Analisti cauti: il recupero potrebbe essere instabile
Secondo Otychenko, se il sentiment macroeconomico e l’attività di trading decentralizzato rimangono favorevoli, i memecoin potrebbero mantenere una certa forza relativa. Tuttavia, avverte: «Se i guadagni resteranno concentrati in pochi asset o l’appetito speculativo diminuirà, alcune parti del settore potrebbero subire forti correzioni».

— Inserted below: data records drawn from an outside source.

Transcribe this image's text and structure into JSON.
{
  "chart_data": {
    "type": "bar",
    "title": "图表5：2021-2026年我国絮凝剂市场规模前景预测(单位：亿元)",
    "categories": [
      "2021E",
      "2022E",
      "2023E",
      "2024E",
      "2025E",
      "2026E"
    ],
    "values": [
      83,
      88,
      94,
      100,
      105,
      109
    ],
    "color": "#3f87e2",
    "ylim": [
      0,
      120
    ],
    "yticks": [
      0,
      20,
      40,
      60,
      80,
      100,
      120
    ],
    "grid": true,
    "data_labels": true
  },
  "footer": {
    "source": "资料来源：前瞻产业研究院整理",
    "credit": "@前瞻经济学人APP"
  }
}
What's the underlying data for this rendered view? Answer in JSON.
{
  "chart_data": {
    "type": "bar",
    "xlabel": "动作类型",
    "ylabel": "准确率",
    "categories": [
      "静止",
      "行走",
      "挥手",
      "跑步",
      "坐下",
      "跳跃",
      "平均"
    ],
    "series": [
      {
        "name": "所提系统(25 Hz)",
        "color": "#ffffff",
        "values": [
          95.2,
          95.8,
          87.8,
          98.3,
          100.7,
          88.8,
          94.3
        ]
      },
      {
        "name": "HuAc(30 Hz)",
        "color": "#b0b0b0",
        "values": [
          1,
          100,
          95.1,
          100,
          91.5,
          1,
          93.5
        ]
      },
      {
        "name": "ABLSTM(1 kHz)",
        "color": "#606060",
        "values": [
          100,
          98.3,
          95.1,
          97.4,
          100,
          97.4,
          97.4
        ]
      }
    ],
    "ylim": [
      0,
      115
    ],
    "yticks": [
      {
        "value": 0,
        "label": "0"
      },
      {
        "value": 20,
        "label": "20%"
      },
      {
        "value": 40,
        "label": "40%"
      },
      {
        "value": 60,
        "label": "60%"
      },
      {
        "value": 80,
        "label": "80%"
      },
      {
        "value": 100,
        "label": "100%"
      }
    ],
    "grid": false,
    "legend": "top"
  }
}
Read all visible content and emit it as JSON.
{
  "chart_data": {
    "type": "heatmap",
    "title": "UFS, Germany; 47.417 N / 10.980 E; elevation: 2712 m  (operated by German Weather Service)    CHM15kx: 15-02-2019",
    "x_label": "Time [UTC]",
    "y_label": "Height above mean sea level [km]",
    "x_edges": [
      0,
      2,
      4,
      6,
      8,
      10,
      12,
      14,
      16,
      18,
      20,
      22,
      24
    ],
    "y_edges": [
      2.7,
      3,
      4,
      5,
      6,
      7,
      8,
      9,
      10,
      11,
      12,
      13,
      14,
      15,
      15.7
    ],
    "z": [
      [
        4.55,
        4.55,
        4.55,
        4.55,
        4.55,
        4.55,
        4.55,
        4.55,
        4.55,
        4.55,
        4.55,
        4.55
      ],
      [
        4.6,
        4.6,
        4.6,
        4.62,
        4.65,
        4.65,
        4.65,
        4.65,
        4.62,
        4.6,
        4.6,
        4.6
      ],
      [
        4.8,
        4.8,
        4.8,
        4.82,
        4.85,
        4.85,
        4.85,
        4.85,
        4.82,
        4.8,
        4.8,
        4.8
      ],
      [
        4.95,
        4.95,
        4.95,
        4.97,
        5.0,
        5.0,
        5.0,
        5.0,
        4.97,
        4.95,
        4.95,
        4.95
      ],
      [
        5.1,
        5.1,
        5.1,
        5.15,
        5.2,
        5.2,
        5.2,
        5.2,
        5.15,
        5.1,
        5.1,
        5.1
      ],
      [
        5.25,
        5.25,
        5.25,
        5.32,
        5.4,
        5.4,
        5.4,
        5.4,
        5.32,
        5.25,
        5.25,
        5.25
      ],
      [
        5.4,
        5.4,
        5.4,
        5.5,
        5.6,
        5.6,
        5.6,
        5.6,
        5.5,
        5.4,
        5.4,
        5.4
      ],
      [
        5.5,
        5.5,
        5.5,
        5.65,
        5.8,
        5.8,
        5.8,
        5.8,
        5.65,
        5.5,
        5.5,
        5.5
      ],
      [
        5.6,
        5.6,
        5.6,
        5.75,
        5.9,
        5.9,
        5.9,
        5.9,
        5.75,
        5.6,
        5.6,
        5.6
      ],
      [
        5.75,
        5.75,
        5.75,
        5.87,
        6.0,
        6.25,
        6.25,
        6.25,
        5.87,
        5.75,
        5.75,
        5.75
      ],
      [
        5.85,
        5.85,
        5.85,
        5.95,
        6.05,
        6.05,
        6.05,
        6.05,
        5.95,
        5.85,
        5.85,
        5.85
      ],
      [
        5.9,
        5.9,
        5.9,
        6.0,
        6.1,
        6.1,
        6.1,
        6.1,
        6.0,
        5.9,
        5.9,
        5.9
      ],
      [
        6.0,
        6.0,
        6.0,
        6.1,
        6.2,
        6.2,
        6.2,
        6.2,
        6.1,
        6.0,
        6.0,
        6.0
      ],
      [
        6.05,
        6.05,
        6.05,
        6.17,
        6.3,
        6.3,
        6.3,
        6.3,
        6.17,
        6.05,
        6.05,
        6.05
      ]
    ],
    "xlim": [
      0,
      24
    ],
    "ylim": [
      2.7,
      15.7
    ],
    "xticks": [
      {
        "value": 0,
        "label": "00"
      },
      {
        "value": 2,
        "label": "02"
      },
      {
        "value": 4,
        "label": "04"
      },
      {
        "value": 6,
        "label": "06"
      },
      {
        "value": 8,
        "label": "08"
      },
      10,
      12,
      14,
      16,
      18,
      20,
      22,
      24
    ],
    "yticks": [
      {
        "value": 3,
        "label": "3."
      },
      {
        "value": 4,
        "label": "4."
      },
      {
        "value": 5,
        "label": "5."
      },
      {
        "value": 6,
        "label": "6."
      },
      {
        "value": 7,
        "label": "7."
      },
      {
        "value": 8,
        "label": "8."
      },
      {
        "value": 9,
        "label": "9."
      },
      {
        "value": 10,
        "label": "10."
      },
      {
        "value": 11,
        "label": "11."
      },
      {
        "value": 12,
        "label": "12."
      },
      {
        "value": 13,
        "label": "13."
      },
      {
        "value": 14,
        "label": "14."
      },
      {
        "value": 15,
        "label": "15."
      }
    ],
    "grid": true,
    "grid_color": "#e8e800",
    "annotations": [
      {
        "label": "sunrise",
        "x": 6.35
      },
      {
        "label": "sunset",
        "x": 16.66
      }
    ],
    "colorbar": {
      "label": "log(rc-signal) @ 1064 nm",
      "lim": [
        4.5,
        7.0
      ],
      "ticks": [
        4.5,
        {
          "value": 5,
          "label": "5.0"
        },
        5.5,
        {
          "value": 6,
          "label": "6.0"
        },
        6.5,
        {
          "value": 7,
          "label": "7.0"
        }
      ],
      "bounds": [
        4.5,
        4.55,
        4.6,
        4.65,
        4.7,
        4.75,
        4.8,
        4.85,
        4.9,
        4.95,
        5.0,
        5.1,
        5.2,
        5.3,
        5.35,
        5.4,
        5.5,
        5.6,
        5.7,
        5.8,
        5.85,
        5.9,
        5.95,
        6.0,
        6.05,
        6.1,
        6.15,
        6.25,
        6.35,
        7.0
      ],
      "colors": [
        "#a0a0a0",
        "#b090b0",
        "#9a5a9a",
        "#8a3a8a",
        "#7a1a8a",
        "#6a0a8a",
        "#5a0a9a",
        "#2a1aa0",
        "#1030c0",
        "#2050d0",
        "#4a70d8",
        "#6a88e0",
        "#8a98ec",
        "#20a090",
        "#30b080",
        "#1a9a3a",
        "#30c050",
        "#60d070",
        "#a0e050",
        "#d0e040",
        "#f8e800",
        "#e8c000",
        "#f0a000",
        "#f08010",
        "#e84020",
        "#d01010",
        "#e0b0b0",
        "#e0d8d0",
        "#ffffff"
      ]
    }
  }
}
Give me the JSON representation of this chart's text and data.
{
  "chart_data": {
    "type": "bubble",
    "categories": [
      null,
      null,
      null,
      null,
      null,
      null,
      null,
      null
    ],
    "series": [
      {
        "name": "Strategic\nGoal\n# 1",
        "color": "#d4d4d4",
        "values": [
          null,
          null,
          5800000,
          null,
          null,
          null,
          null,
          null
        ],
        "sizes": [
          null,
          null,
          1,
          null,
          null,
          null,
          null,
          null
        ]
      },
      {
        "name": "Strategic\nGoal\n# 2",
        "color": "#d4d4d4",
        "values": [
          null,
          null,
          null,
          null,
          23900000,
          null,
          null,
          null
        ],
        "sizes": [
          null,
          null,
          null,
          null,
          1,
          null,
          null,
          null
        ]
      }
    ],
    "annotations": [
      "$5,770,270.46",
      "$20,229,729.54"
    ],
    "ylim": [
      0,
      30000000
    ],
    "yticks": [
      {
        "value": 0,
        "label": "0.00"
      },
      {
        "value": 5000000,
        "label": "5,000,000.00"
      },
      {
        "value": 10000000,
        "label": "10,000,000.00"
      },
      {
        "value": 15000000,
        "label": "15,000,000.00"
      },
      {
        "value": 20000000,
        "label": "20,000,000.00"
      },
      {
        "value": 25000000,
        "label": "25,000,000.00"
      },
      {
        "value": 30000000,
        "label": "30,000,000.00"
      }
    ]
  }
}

Anche Charles Chong, vicepresidente della strategia di BlockSpaceForce, condivide questa cautela. In un’intervista a DL News, ha definito il recente spike «un pattern stanco» piuttosto che un segnale di rinnovata fiducia.
«Quello che si sta vedendo non è energia comunitaria rialzista. È un mercato morto, pieno di scommettitori in panchina che cercano disperatamente il prossimo gioco della sedia musicale. Il problema è che ogni volta che si gioca, la musica si ferma prima».
Segnali di speranza: regolamentazione e nuovi prodotti finanziari
Nonostante il pessimismo degli analisti, ci sono alcuni segnali positivi. A marzo, la Securities and Exchange Commission (SEC) e la Commodity Futures Trading Commission (CFTC) hanno pubblicato una tassonomia a cinque categorie per i token digitali: commodities, collezionabili, strumenti, stablecoin e securities. I memecoin rientrano nella categoria dei collezionabili.
Questo quadro normativo fornisce linee guida più chiare tra asset utilizzati per accesso, raccolta fondi o pura speculazione, segnalando che i regolatori stanno lavorando per definire confini più netti in un mercato spesso confuso.
Parallelamente, nuove domande di ETF sui memecoin stanno avvicinando questi asset al mercato tradizionale, offrendo potenziali opportunità di investimento più strutturate.
In sintesi
- I memecoin hanno registrato un rally del 20% nell’ultimo mese, ma restano in calo del 75% rispetto al picco di dicembre 2024.
- La crescita è trainata da pochi token speculativi, mentre il settore rimane fragile.
- Gli analisti avvertono che un eventuale calo del sentiment speculativo potrebbe portare a forti correzioni.
- Nuove regolamentazioni e prodotti finanziari potrebbero offrire maggiore stabilità al mercato.